The Knicks’ narrative is neat and orderly: Thibodeau has breathed new life into a sad franchise with its signature intensity and focus on defense. New York ranks fourth on defensive efficiency after finishing in the last 10 for the past four seasons. In the meantime, Thibodeau has successfully used Julius Randle as a jack of all trades and even received strong contributions from youngsters like RJ Barrett and Immanuel Quickley, contrary to his reputation for prioritizing short-term success over long-term development. Absolutely no one has seen the Knicks bring joy back to the Big Apple so quickly, and it is easy to imagine voters flocking to Thibodeau’s unexpected redemption story after his chaotic exit from Minnesota.

The story continues under the advertisement

Thibodeau and Steve Nash are perfectly cast Crosstown foils: the former screams himself hoarse and indulges in building a strong defense out of anonymous gears, while the latter dances on TikTok, overseeing a superstar-laden offensive considered the most efficient in history the league could end. Voters shouldn’t be fooled by Nash’s calm demeanor, or hurry to pay tribute to Kevin Durant, James Harden and Kyrie Irving for the Brooklyn Nets’ remarkable attack. Brooklyn may have the most talented squad in the league, but Nash rarely had all that talent available.

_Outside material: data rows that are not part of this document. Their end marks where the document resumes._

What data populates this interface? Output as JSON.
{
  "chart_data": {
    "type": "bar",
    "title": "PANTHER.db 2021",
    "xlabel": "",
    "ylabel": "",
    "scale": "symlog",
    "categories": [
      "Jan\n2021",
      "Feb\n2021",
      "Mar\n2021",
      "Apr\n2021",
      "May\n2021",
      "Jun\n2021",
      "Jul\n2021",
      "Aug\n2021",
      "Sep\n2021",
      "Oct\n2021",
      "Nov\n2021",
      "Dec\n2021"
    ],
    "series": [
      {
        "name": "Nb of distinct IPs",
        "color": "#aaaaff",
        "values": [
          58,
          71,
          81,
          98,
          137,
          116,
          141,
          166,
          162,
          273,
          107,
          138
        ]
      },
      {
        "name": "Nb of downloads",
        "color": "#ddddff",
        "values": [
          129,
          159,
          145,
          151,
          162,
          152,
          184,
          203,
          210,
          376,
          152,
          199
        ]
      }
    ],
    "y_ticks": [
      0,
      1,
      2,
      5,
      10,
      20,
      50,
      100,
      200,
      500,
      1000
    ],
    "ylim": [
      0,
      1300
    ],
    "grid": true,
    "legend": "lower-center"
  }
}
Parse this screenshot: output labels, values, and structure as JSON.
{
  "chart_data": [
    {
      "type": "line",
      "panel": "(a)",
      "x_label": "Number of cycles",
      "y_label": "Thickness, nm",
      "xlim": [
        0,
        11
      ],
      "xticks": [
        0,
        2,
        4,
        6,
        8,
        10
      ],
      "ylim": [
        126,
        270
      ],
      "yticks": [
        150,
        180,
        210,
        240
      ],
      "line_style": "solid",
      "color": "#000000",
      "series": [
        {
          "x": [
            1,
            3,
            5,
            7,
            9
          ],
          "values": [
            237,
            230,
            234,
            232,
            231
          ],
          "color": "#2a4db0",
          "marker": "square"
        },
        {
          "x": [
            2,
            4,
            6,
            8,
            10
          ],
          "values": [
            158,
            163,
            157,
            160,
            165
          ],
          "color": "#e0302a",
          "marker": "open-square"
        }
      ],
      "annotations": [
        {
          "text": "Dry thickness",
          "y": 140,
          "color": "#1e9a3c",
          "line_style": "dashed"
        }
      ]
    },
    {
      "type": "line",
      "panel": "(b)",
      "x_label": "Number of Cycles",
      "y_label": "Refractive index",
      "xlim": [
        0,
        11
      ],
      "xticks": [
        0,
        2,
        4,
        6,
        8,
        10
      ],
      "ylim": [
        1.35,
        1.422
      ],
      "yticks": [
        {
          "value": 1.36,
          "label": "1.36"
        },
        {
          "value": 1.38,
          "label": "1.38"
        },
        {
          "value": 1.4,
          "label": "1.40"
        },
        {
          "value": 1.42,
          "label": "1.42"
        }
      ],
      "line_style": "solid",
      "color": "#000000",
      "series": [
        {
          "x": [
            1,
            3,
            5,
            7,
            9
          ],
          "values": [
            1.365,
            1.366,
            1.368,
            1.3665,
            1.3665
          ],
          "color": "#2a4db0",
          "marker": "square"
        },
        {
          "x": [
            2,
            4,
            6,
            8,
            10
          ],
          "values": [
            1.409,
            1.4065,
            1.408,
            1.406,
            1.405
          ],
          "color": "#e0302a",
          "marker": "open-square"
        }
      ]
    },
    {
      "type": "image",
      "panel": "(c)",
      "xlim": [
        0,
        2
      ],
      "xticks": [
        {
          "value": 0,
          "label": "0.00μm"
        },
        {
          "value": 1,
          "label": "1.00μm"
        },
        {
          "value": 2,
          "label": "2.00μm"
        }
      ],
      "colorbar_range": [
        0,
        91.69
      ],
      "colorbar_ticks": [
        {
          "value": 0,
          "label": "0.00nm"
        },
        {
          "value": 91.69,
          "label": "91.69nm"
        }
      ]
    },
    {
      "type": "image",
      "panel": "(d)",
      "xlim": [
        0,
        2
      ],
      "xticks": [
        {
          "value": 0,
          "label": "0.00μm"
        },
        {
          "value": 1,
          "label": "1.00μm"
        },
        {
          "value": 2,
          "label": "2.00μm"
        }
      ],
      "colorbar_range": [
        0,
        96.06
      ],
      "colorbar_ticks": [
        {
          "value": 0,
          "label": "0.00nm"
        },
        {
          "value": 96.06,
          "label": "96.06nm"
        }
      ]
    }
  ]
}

During his rookie season, Nash has rolled brilliantly with the punches in response to Irving’s personal absences, Durant’s contact tracing episodes, and Harden’s midseason arrival. Brooklyn (41-20) has the best record in the East, and preseason questions about internal chemistry and the star pecking order have faded. Nash certainly wouldn’t have been able to get as much out of the overwhelming Knicks roster as Thibodeau, but could Thibodeau have managed the great personalities of the Networks as well as Nash?

The confident and media-savvy Rivers inherited an organization in dire need of trust, and its arrival helped make the 76ers the most starved activists in the league. Joel Embiid declared himself the league’s MVP, Ben Simmons argued he was Defensive Player of the Year, and Tobias Harris repeatedly expressed frustration over his all-star snubbing. Philadelphia has also gone the same way, occupying third place in defense and playing with a lot more solidarity than last season.

The story continues under the advertisement

On this hypothetical vote, the vote would take place: 1) Snyder, 2) Thibodeau, and 3) Williams. Utah’s exceptionally high level of play has been normalized by its persistence, making it easy to overlook the fact that Jazz has the seventh-best point differential in the NBA for the past decade. Jumping from “good” to “great” is the hardest jump, and Snyder should be rewarded for the continued excellence of jazz, just as Mike Budenholzer of the Milwaukee Bucks was two years ago.

In addition to Nash and Rivers, honorable mentions go to Nate McMillan for the Atlanta Hawks’ remarkable midseason reversal, and to Taylor Jenkins for their recent win out of the Memphis Grizzlies during a difficult season of injuries and coronavirus protocol absences.